Bei der Frage, ob sie lieber vor Gleichgesinnten spielen oder auch bewusst in widersprüchliche Räume gehen, kristallisiert sich die erste und im weiteren Gespräch auch einzige Meinungsverschiedenheit der beiden heraus. Für Lisa wäre ein Auftritt, bei dem nur Gegenwind kommt, „wie Selbstverletzung“: „Wir setzen inhaltlich auf einem so hohen feministischen Niveau an, dass ich gar nicht den Anspruch habe, Leute ‚zu erziehen‘. Dafür finde ich Social Media fast geeigneter, weil man dort mehr Menschen algorithmisch erreicht.“ Anders Lise, die eher die proaktive Auseinandersetzung sucht: „Ich will Dinge verstehen, und ich wünsche mir, dass andere Menschen Dinge hinterfragen.

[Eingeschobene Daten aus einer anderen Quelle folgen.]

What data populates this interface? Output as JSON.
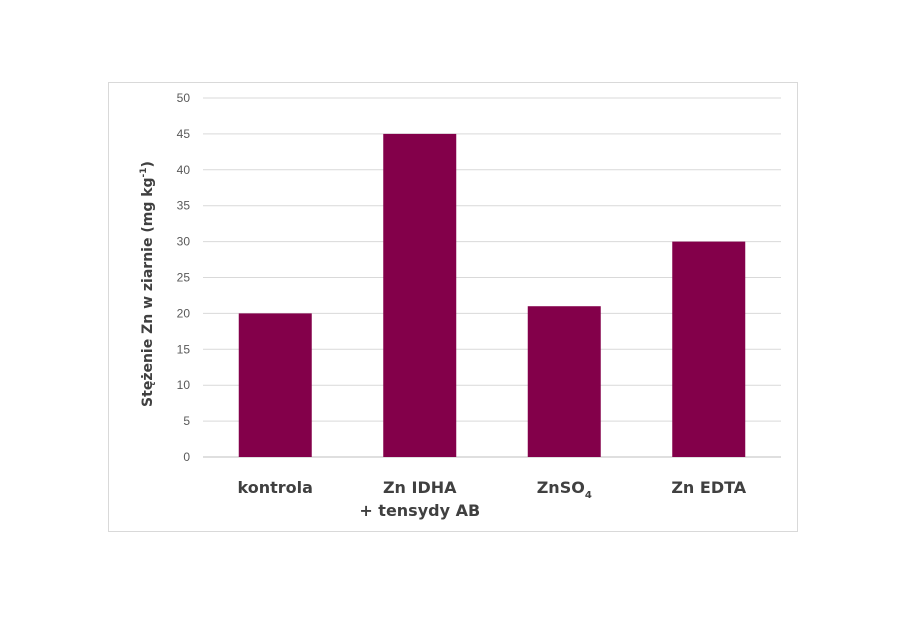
{
  "chart_data": {
    "type": "bar",
    "categories": [
      "kontrola",
      "Zn IDHA + tensydy AB",
      "ZnSO4",
      "Zn EDTA"
    ],
    "category_lines": [
      [
        "kontrola"
      ],
      [
        "Zn IDHA",
        "+ tensydy AB"
      ],
      [
        "ZnSO",
        "4"
      ],
      [
        "Zn EDTA"
      ]
    ],
    "values": [
      20,
      45,
      21,
      30
    ],
    "ylabel": {
      "main": "Stężenie Zn w ziarnie   (mg kg",
      "sup": "-1",
      "close": ")"
    },
    "ylim": [
      0,
      50
    ],
    "yticks": [
      "0",
      "5",
      "10",
      "15",
      "20",
      "25",
      "30",
      "35",
      "40",
      "45",
      "50"
    ],
    "grid": true,
    "legend": "none",
    "bar_color": "#83004a",
    "grid_color": "#d9d9d9",
    "axis_color": "#bfbfbf"
  }
}
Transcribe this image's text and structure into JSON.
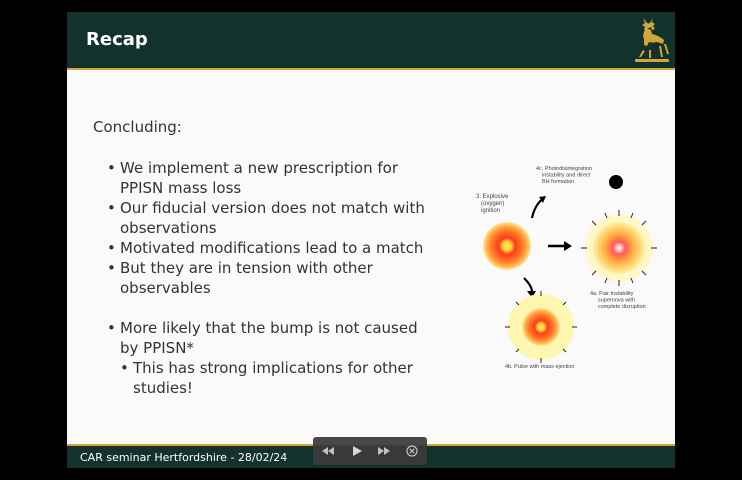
{
  "slide": {
    "title": "Recap",
    "intro": "Concluding:",
    "bullets": [
      "We implement a new prescription for PPISN mass loss",
      "Our fiducial version does not match with observations",
      "Motivated modifications lead to a match",
      "But they are in tension with other observables"
    ],
    "bullet_more": "More likely that the bump is not caused by PPISN*",
    "sub_bullet": "This has strong implications for other studies!",
    "footer": "CAR seminar Hertfordshire - 28/02/24"
  },
  "diagram": {
    "label_3": "3. Explosive (oxygen) ignition",
    "label_4c": "4c. Photodisintegration instability and direct BH formation",
    "label_4a": "4a. Pair Instability supernova with complete disruption",
    "label_4b": "4b. Pulse with mass ejection"
  },
  "controls": {
    "icons": [
      "rewind-icon",
      "play-icon",
      "fast-forward-icon",
      "close-icon"
    ]
  },
  "colors": {
    "header_bg": "#12322b",
    "accent": "#d4a63a",
    "slide_bg": "#fafafa"
  }
}
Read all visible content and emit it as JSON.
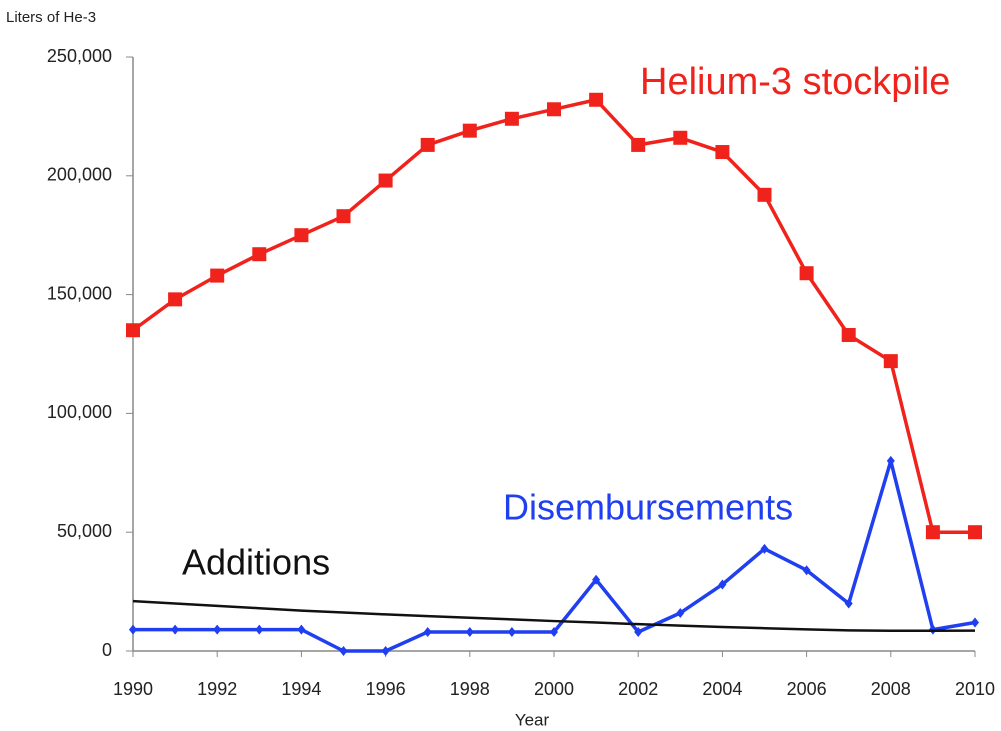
{
  "chart_data": {
    "type": "line",
    "y_axis_label": "Liters of He-3",
    "x_axis_label": "Year",
    "x": [
      1990,
      1991,
      1992,
      1993,
      1994,
      1995,
      1996,
      1997,
      1998,
      1999,
      2000,
      2001,
      2002,
      2003,
      2004,
      2005,
      2006,
      2007,
      2008,
      2009,
      2010
    ],
    "series": [
      {
        "name": "Helium-3 stockpile",
        "color": "#f0231c",
        "marker": "square",
        "values": [
          135000,
          148000,
          158000,
          167000,
          175000,
          183000,
          198000,
          213000,
          219000,
          224000,
          228000,
          232000,
          213000,
          216000,
          210000,
          192000,
          159000,
          133000,
          122000,
          50000,
          50000
        ]
      },
      {
        "name": "Disembursements",
        "color": "#1f3ff0",
        "marker": "diamond",
        "values": [
          9000,
          9000,
          9000,
          9000,
          9000,
          0,
          0,
          8000,
          8000,
          8000,
          8000,
          30000,
          8000,
          16000,
          28000,
          43000,
          34000,
          20000,
          80000,
          9000,
          12000
        ]
      },
      {
        "name": "Additions",
        "color": "#111111",
        "marker": "none",
        "values": [
          21000,
          20000,
          19000,
          18000,
          17000,
          16200,
          15400,
          14700,
          14000,
          13300,
          12600,
          12000,
          11300,
          10700,
          10100,
          9600,
          9100,
          8700,
          8500,
          8500,
          8600
        ]
      }
    ],
    "xlim": [
      1990,
      2010
    ],
    "xticks": [
      1990,
      1992,
      1994,
      1996,
      1998,
      2000,
      2002,
      2004,
      2006,
      2008,
      2010
    ],
    "ylim": [
      0,
      250000
    ],
    "yticks": [
      0,
      {
        "value": 50000,
        "label": "50,000"
      },
      {
        "value": 100000,
        "label": "100,000"
      },
      {
        "value": 150000,
        "label": "150,000"
      },
      {
        "value": 200000,
        "label": "200,000"
      },
      {
        "value": 250000,
        "label": "250,000"
      }
    ],
    "grid": false
  }
}
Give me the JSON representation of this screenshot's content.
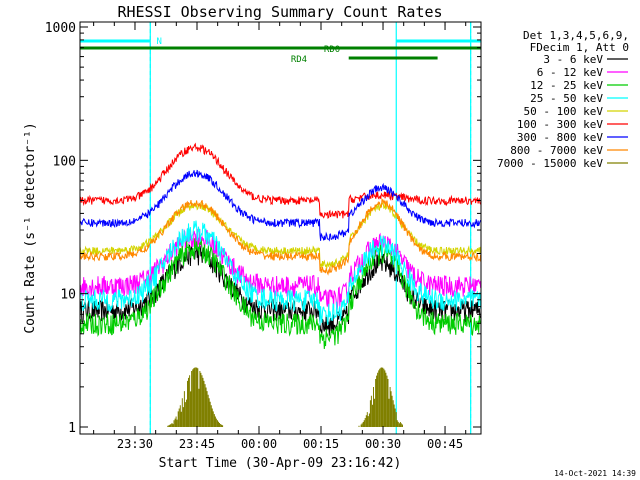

Wenn jemand eine durchdachte andere Position hat, kann ich damit leben. Aber wenn etwas gar nicht reflektiert ist, habe ich durchaus diesen aktivistischen Impuls, Leute zum Denken bringen zu wollen.“

Einig sind sich LISÆ dann wieder bei ihrem Umgang mit der Musikindustrie. Sie wollen sich bestmöglich der kapitalistischen Verwertungslogik von Kunst und Kultur entziehen. Erfolg messen sie nicht in Zahlen oder Einnahmen, sondern in Entwicklung, Beziehungen, Erfahrungen. Ihnen geht es nicht um Profit, sondern darum, dem eigenen Gefühl des Andersseins einen Raum zu geben und sich nicht anzupassen. Was ihnen früher teilweise unprofessionell vorkam, verstehen sie heute als ihre Stärke.

„Ganz Tübingen hasst die AfD“

Politischer Protest: LISÆ im September 2025, als Tübingens OB Boris Palmer den AfD-Spitzenkandidaten Markus Frohnmaier zum Streitgespräch lud. Foto: Julian Rettig

Im Club Voltaire tanzt, singt und schreit das Publikum mit den beiden Sängerinnen auf der Bühne mit. Immer wieder entstehen kollektive Momente: gemeinsame Choreografien, Mitsing-Parts, Demorufe gegen Faschismus, natürlich bildet sich ein Moshpit und beim letzten Song gibt es sogar Stagediving. Als Zugabe singen alle gemeinsam: „Ganz Tübingen hasst die AfD.“

Was bleibt, nachdem der letzte Song gespielt wurde, lässt sich schwer in Worte fassen. Vielleicht ist es dieses Gefühl, nicht allein zu sein. Vielleicht ein bisschen Mut. Vielleicht auch einfach die Erkenntnis, dass wir selbst Räume entstehen lassen können, in denen andere Regeln gelten. LISÆ schaffen solche Räume: nicht perfekt, nicht abgeschlossen, aber spürbar. Oder, um es mit ihren eigenen Worten zu sagen: Sie sind „radikal ehrlich, zärtlich laut, politisch poetisch“. Für diesen Abend in Tübingen eine treffende Beschreibung.